In order for a neural network to be able to recognize objects and images in an image, it must first “show” what is there. Marking is intended for this purpose.
Image Annotation is an integral part of the development of artificial intelligence, and it is one of the main tasks in computer vision technology. Annotated images are needed as initial data for learning neural networks: object recognition in images allows computers to “see” the world around them like humans.
Annotation tools allow you to add semantic markup to documents or, more generally, to resources. Common annotation tools typically provide domain-independent annotation support. They are designed to meet general requirements such as ease of use, efficiency, etc.  Such tools should provide support for information retrieval, ontology and knowledge management, software interfaces, repository and user interface for ontology and knowledge base editors.
The most basic annotation tools allow users to manually create annotations. They are simple text annotation tools, while providing some support for ontologies.
What’s a data annotation tool?
A data annotation tool is a cloud-based, on-premise, or containerized software solution that can be used to annotate production-grade training data for machine learning. While some organizations take a do-it-yourself approach and build their own tools, there are many data annotation tools available via open source or freeware.
They are also offered commercially, for lease and purchase. Data annotation tools are generally designed to be used with specific types of data, such as image, video, text, audio, spreadsheet, or sensor data. They also offer different deployment models, including on-premise, container, SaaS (cloud), and Kubernetes.
The audio annotation is done for all types of speech, sound that can be hearable and to utilize for the natural language processing. Cogito provides, high-quality audio annotation services with best level of accuracy for each audio file. Main tasks:
- Audio Transcription
- Topic Classification
- Speaker Identification
- Emotion Analysis (sentiment)
- Voice Activity Detection (VAD).
Text annotation one of the most common.
We researched some other annotation tools and outlined the pros and cons of each one. This will hopefully shine some light on your decision-making process.
A free open source graphical image markup tool written in Python that is used to select objects in an image. Annotations can be saved as XML files in PASCAL VOC / YOLO format. LabelImg allows you to create bounding boxes for marking objects in the Qt GUI.
CVAT (Computer Vision Annotation Tool)
Developed by researchers at Intel, CVAT is an open-source annotation tool that works both for images and videos alike. It’s a browser-based application and it works only with Google’s Chrome browser. It’s relatively easy to deploy in the local network using Docker.

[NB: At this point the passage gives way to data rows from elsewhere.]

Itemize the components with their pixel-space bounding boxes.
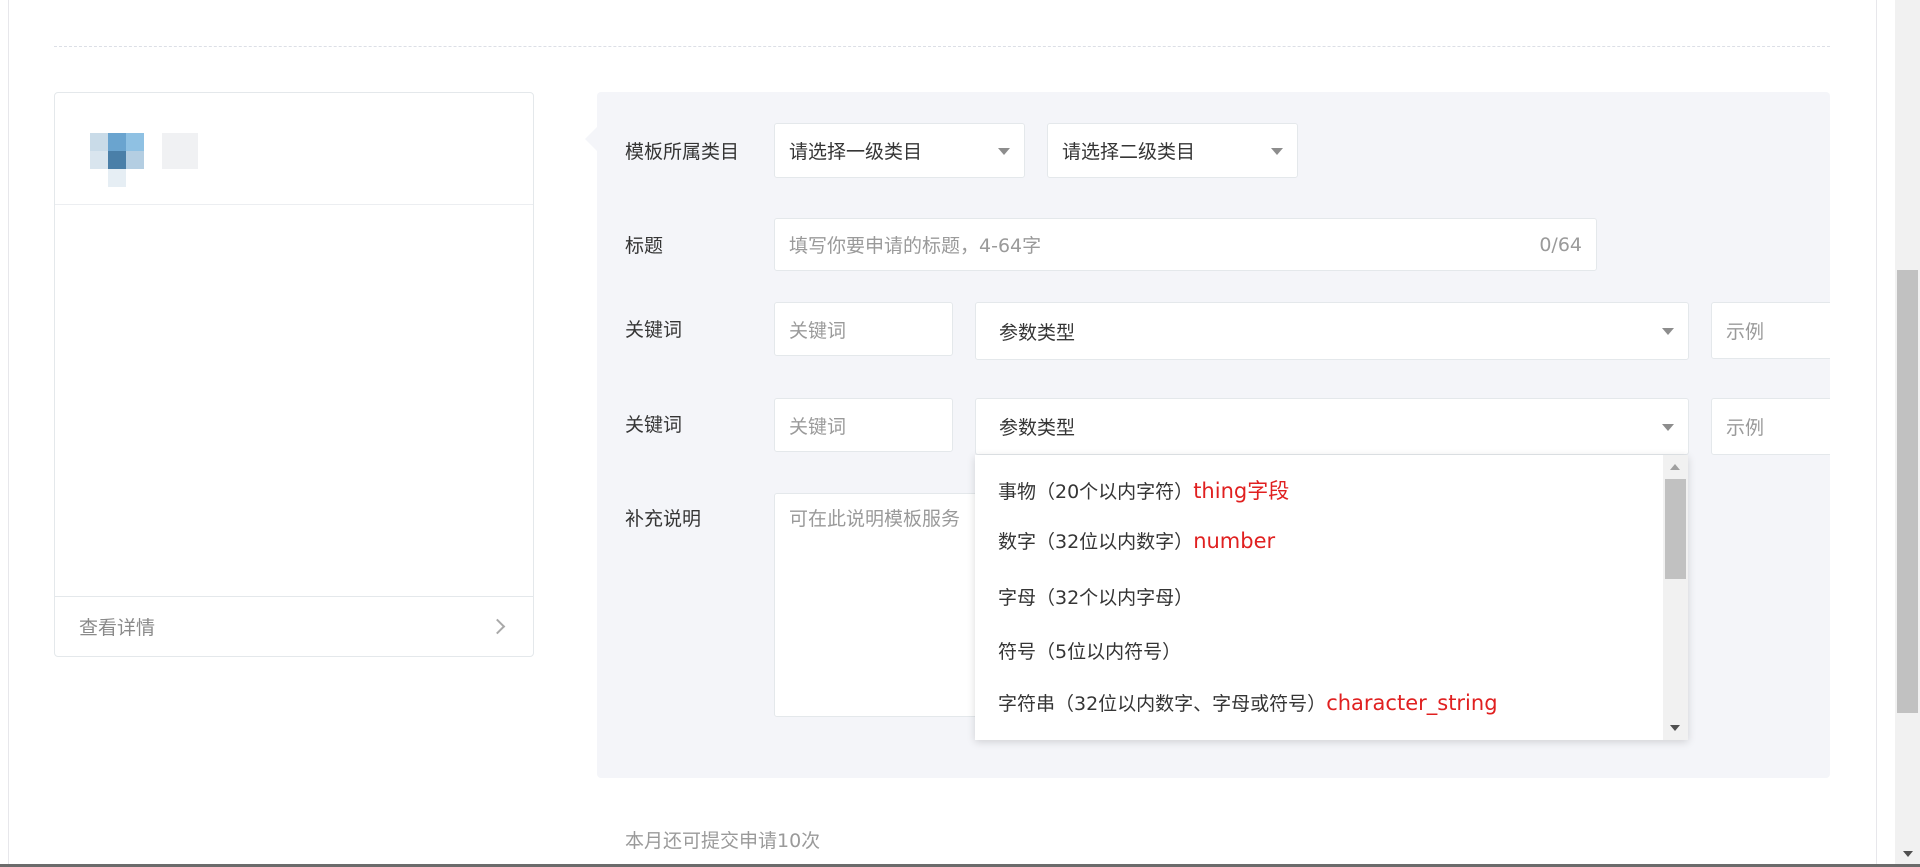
note-label: 补充说明 — [625, 508, 702, 530]
example-input[interactable]: 示例 — [1711, 398, 1830, 455]
keyword-placeholder: 关键词 — [789, 319, 847, 342]
primary-category-select[interactable]: 请选择一级类目 — [774, 123, 1025, 178]
view-detail-link[interactable]: 查看详情 — [55, 596, 533, 656]
note-placeholder: 可在此说明模板服务 — [789, 508, 961, 530]
title-char-counter: 0/64 — [1539, 233, 1582, 256]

Labelbox has a slick user interface and a ton of functionalities.  In their own words, they are a “data-labeling and training-data management platform”. On top of their computer vision functionalities, they also offer text classification functionality. Their software is offered in three ways:
- SaaS web-based
- Hybrid on-premise: Allows you to host data on your own servers, but generated assets will be stored on Labelbox servers, unaccessible to them.
- Full on-premise: requires coordinating with their engineering team to fully deploy the software locally.
VoTT (Visual Object Tagging Tool)
Open source annotation and labeling tool for videos and images, with a no-brainer UI which feels a little outdated and getting the hang of it takes a little longer than it should. However, once you decipher how to work with it the rest goes rather smoothly. It can be run locally, offers MacOS, Windows and Linux support or it can be accessed as a web app and is compatible with most modern web browsers. I tested the MacOS version, the installation was quick and simple. The way you work with VoTT is through what they call “projects”.
Marking data in images or videos is necessary to “feed” models of in-depth learning information about what is depicted in the picture. So computers and machines learn to recognize and recognize objects better.